Ensuite, les autorités prévoient l’obligation pour les voyageurs aériens de subir un second test, celui-là à l’arrivée aux aéroports de Québec ou de Montréal. Le ministre a rappelé qu’il était de la responsabilité du gouvernement fédéral d’instaurer ces tests rapides aux points d’entrée au pays, et que celui-ci devrait y déployer son propre personnel. « On ne veut pas prendre nos tests et faire le travail du fédéral », a précisé le ministre.
Or, les deux gouvernements ne s’entendent pas quant au moment où ces différentes mesures entreront en vigueur. Ottawa prévoit qu’elles seront appliquées début janvier alors que Québec souhaite que ces exigences soient mises en place plus tôt. « Si c’était juste de moi, ce serait à compter de demain matin, mais on est en discussions [avec le gouvernement fédéral] », a déclaré M. Dubé.
Le gouvernement Trudeau n’a pas voulu confirmer son adhésion aux différentes requêtes de Québec.
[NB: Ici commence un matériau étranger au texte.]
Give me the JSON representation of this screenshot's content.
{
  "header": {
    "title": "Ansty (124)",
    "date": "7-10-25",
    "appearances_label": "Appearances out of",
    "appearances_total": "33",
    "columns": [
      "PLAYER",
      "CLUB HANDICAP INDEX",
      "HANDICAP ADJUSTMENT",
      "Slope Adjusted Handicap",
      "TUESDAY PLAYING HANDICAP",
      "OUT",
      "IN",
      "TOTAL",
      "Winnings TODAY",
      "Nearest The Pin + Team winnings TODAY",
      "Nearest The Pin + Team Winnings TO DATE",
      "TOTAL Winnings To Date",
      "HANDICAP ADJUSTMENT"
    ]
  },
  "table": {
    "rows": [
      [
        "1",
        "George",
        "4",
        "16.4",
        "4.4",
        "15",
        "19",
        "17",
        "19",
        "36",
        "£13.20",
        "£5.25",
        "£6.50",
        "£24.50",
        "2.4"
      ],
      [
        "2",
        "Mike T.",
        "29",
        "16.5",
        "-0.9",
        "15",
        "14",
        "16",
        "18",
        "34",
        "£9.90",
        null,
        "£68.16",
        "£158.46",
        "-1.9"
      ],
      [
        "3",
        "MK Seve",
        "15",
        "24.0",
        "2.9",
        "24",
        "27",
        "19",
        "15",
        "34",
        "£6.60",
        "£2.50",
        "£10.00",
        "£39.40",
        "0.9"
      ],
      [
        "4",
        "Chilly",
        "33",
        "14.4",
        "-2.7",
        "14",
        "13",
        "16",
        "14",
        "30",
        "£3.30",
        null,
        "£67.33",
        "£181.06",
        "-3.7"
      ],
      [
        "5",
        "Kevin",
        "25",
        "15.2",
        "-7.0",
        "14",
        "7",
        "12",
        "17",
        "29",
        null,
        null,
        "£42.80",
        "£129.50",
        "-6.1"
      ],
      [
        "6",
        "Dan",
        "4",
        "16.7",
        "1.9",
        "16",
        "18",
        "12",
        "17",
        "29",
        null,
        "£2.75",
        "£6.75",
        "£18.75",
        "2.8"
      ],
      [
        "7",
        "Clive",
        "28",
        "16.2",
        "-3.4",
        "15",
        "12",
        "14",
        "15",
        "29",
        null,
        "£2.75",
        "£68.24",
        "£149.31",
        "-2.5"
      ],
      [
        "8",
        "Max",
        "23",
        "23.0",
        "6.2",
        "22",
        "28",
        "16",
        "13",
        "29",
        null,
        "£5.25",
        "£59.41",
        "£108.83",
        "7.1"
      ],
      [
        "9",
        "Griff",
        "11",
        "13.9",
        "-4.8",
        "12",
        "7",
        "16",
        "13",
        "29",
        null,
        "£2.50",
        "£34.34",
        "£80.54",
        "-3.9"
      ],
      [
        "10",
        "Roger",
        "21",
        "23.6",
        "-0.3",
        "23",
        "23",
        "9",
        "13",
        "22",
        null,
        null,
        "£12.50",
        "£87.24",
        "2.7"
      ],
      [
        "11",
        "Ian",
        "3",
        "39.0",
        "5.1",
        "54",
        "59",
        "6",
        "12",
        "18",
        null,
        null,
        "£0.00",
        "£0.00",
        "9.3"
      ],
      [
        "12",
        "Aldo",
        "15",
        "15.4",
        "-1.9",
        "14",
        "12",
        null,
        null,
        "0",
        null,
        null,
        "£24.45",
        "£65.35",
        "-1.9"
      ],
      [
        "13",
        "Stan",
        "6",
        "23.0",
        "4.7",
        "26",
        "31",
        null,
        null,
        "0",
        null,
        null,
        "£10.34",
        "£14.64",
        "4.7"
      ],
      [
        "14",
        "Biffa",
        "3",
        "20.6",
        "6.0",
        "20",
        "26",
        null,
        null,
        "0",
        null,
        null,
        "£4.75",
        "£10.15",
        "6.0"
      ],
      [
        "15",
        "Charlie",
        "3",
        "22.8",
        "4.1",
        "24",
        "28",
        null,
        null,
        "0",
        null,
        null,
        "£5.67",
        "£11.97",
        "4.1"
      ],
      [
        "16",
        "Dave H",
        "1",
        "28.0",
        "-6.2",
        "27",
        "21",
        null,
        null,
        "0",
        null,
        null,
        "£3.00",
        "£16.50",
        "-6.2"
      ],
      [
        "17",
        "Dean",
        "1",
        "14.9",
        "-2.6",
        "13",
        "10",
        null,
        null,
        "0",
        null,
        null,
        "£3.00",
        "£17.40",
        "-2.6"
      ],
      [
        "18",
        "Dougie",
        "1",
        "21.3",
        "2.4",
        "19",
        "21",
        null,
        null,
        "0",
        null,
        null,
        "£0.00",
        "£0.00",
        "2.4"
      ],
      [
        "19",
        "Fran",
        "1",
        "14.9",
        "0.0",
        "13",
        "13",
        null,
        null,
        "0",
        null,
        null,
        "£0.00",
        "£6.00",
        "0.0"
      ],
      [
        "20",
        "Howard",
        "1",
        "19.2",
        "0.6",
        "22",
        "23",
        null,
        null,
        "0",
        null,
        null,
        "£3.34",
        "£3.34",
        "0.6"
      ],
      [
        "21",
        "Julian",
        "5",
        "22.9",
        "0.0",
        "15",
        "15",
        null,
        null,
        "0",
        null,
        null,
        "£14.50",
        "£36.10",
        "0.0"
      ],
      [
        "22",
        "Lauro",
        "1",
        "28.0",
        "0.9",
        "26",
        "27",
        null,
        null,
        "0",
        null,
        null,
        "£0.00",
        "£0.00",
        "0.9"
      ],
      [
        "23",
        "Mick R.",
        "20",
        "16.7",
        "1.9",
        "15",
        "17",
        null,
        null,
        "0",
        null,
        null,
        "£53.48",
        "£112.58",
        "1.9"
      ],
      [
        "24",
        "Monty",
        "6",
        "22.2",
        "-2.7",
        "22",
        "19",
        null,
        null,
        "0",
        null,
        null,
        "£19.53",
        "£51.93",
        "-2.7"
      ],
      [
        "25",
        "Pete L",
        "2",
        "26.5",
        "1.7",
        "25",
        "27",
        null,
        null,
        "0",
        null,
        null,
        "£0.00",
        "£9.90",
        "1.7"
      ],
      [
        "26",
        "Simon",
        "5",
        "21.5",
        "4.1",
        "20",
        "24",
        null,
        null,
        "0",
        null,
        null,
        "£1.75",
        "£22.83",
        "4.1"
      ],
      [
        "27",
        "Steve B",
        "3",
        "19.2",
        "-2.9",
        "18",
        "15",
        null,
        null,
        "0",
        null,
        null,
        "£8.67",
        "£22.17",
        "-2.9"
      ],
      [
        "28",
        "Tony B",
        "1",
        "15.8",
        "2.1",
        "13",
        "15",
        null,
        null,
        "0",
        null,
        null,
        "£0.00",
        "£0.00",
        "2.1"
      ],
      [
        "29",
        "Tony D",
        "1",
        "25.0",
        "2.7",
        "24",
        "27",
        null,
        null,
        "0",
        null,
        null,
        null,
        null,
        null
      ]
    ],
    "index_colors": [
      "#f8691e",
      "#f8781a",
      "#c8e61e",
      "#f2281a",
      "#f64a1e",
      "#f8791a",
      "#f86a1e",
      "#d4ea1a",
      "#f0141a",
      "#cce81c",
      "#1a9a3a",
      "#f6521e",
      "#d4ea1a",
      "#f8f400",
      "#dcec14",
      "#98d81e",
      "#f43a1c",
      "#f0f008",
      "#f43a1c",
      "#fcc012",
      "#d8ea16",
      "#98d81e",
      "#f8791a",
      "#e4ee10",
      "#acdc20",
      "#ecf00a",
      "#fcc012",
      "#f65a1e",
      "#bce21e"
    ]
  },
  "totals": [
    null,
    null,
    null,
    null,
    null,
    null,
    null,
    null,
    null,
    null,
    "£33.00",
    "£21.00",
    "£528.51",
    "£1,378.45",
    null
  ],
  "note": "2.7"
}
Dans un communiqué, le ministre de la Sécurité publique et de la Protection civile, Bill Blair, dit « [continuer] d’évaluer les mesures en place et de faire l’essai de nouvelles méthodes pour protéger les Canadiens selon l’évolution mondiale de la situation », notamment par un projet pilote aux frontières dans diverses provinces, dont le Québec.
Les autorités fédérales rappellent qu’il est déconseillé d’effectuer tout voyage non essentiel, et avertissent les voyageurs qu’ils pourraient être contraints de rester à l’extérieur du Canada plus longtemps que prévu.
Des infections à la COVID-19 dans 25 vols à Montréal
Au moins 25 vols en provenance ou à destination de Montréal avaient à bord une personne atteinte de la COVID-19 en un peu plus d’une semaine, à la mi-décembre. En moyenne, ce sont donc trois vols montréalais par jour qui ont été mis sous le coup d’un avertissement spécial pour les voyageurs, entre le 14 et le 22 décembre.
L’analyse du Devoir des données rendues publiques par le gouvernement du Canada montre qu’au moins une personne porteuse du virus a été répertoriée dans 12 vols internationaux à destination de Montréal et dans 14 vols intérieurs qui ont décollé ou atterri dans cette ville depuis le 14 décembre. À cela s’ajoute un vol Québec–Sept-Îles et un train Via Rail entre Dorval et Ottawa.
Ces données, préliminaires, ne listent qu’un vol montréalais touché par le virus après le 22 décembre. Or, cette liste risque d’être mise à jour à mesure que de nouveaux cas seront répertoriés, ce qui peut prendre plusieurs jours. Le délai d’incubation de la maladie à coronavirus est estimé de quatre à sept jours.